As you probably know the H-theorem ultimately fails to derive a time arrow purely from time-reversible dynamics, there is an assumption about uncorrelated and independent of position velocities that introduces time asymmetry and doesn't follow from time-invariant mechanics(although it is an assumption that o the other hand also resembles special initial conditions and in that sense it would be also implicit in formalisms derived from a least action principle like the Lagrangian/Hamiltonian). More particularly in quantum theory there seems to always be some implicit breaking of time symmetry introduced be it in the form of collapse in measurements, series truncation in perturbative calculations or Fermi's golden rule irreversibility.

 

[vanhees71]

Yes, you do not derive another arrow of time than the causal one. It also doesn't matter whether your interactions are time-reversal invariant or not. The H theorem follows from unitarity of the S-matrix alone.

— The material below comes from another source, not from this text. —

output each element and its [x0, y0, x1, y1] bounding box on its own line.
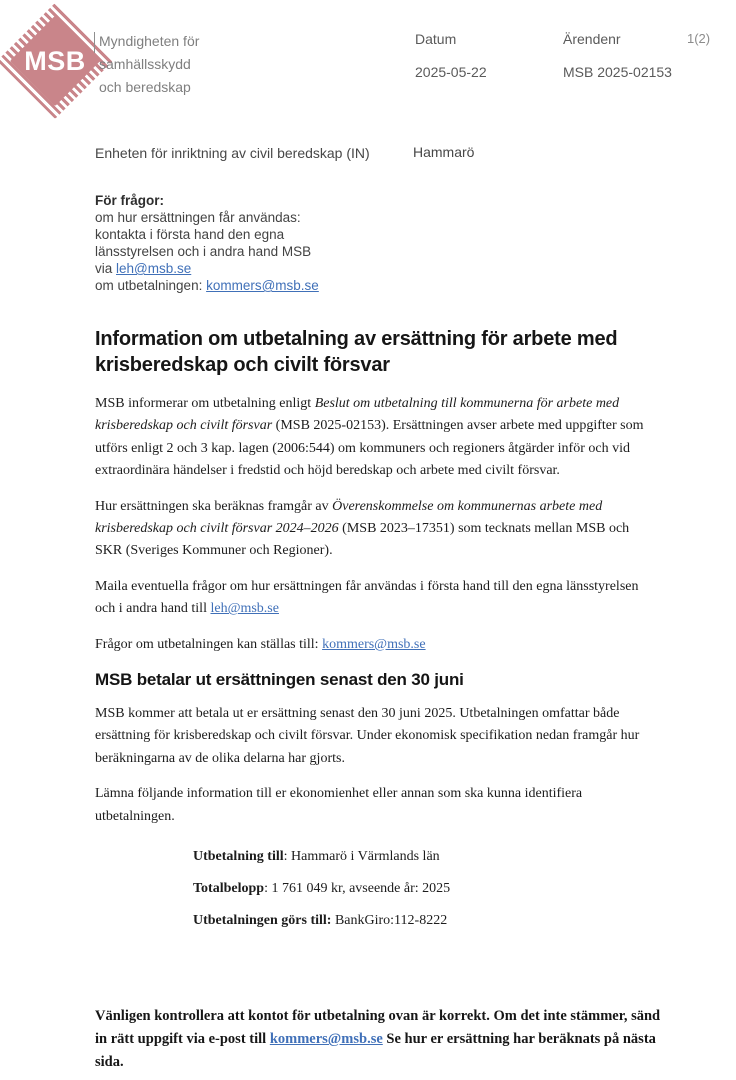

In quantum mechanics the arrow of time is also the causal one. The directedness of time is inherent in the very foundations of all dynamical models of physics.

 

[TrickyDicky]

Yes, you do not derive another arrow of time than the causal one. It also doesn't matter whether your interactions are time-reversal invariant or not. The H theorem follows from unitarity of the S-matrix alone.

In quantum mechanics the arrow of time is also the causal one. The directedness of time is inherent in the very foundations of all dynamical models of physics.

True.
My point was that the causal arrow is inherent to the dynamical models because it is an obvious empirical feature of our universe, but it is not often clear from the formalism how it is implemented because it usually slips in as some unspoken assumption besides unitarity that might be simply that a measurement has happened, or random phase or molecular chaos...

 

[TrickyDicky]

It would be interesting to clarify how is this universally valid time direction related to the concepts of explicit and implicit time-dependence. The concept of time translation invariance can be understood in two ways, and only in one of them it implies time reversibility, it is my understanding that in the classical and NRQM context the latter is the one used.

However in the context of pseudo-riemannian manifolds there is a distinction between stationary and static spacetimes, both are time translation invariant but only the static ones are time reversal invariant.

Could one conclude from the fact that Minkowski spacetime is static that the Lorentz-covariant formalism in which is based and that is explicitly time reversible is incompatible with the perturbative case where time-ordering is introduced thru the Dyson series (used in both time-dependent and time-independent perturbative solutions to quantum problems)?
And that this incompatibility may be in the origin of Haag's claim that in the context of the Lorentz covariant formalism "it is shown that Dyson’s matrix U(t1, t2) for finite t1 or t2 cannot exist” (On quantum field theories-1955 p.1)?